A little later Bill ’e sez ter me
In one them joky little talks:
“We’ll hev ter git a ladder when Fall comes
Ter reach the ears on them thar stalks.”
It shorely looked like that ’a’ way ontil
The drouth begun ter hit us hard,
An’ fennel, hog-weed, pusly, dock an’ sich,
An’ even plantain in the yard—
The sort o’ stuff ye jes’ cain’t kill ’f ye try—
Was withered wisps o’ nothin’ ’t all.
Ez time went on ’twas suthin’ pretty fierce:
Pitch sizzled on the hoss barn wall;
The road was jest a streak o’ smoky dust,
An’ every time a lizzie passed
The awf’lest clouds come rollin’ int’ the house,
An’ made us feel like bein’ gassed;
“Four Mile” was dry ’s a sermon, caked an’ cracked
’Cept here an’ thar a scummy pool,
An’ even in the deepest woods ’twas hot
An’ gaspy, stiflin’, never cool;
The wallers all dried out, an’ flies was thick
An’ noisy ez a swarm o’ bees;
The cistern water got so brown an’ warm
Ter drink it meant ter drink diseese;
An’ all our corn—wal, git it straight—the corn
Was like ol’ Zekel’s dream long sence,
A valley full o’ rattlin’ skelertons
Thet made ye skeered ter cross the fence!

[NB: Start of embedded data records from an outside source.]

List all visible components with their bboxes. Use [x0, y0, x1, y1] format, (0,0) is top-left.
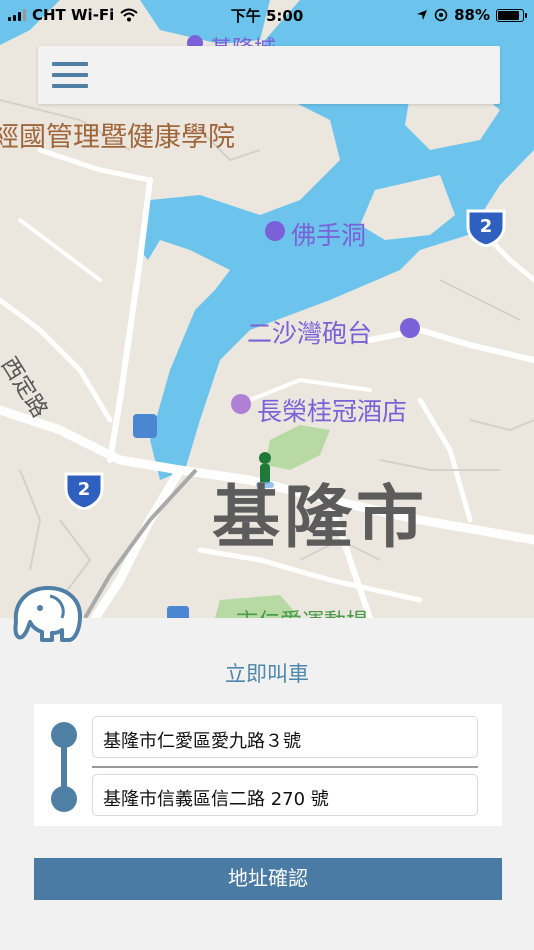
status-bar: CHT Wi-Fi 下午 5:00 88% [0, 0, 534, 30]
panel-title: 立即叫車 [225, 662, 309, 686]
route-shield-icon: 2 [466, 209, 506, 247]
map-label-fort: 二沙灣砲台 [247, 319, 373, 348]
elephant-logo-icon[interactable] [10, 582, 84, 644]
dropoff-address-field[interactable]: 基隆市信義區信二路 270 號 [92, 774, 478, 816]
battery-icon [496, 8, 527, 22]
map-label-hotel: 長榮桂冠酒店 [257, 397, 408, 426]
map-label-city: 基隆市 [212, 479, 429, 558]
address-card: 基隆市仁愛區愛九路３號 基隆市信義區信二路 270 號 [34, 704, 502, 826]
battery-fill [498, 10, 520, 20]
route-shield-number: 2 [78, 479, 91, 500]
pickup-dot-icon [51, 722, 77, 748]
route-shield-icon: 2 [64, 472, 104, 510]
dropoff-dot-icon [51, 786, 77, 812]
address-divider [92, 766, 478, 768]
map-label-school: 經國管理暨健康學院 [0, 122, 235, 153]
confirm-address-button[interactable]: 地址確認 [34, 858, 502, 900]
booking-panel: 立即叫車 基隆市仁愛區愛九路３號 基隆市信義區信二路 270 號 地址確認 [0, 618, 534, 950]
location-arrow-icon [417, 10, 428, 20]
map-label-cave: 佛手洞 [291, 221, 367, 250]
pickup-address-field[interactable]: 基隆市仁愛區愛九路３號 [92, 716, 478, 758]
route-shield-number: 2 [480, 216, 493, 237]
map-label-bottom-partial: 市仁愛運動場 [236, 604, 368, 618]
top-bar [38, 46, 500, 104]
battery-percent: 88% [454, 6, 490, 24]
hamburger-menu-icon[interactable] [52, 60, 88, 90]
orientation-lock-icon [434, 8, 448, 22]
status-right: 88% [416, 6, 527, 24]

“D’yew know what them thar sperrits sez?” ast Bill
One moonlight night ez we was lookin’
At thet poor “fired” crop o’ ghosts without
No reel intent o’ goin’ a-spookin’.
“No, tell me, Bill,” I sez, an’ shivered some.
“Wal, this tall yaller stalk ri’t here
He sez the dice was loaded from the start,
Thet ol’ Ma Nacher holds life dear
Jest ez a whole; thet individyools aint
No more account then knot-holes is.
We plug ter drink o’ life ez deep ’s we kin,
But what we git is mos’ly fizz.”

“I reck’n they want us up ’t the house,” I sez,
The hair a-risin’ from my neck,
F’r I’d saw thet stalk wave all its arms an’ nod,
An’ knowed Bill hed the dope correc.’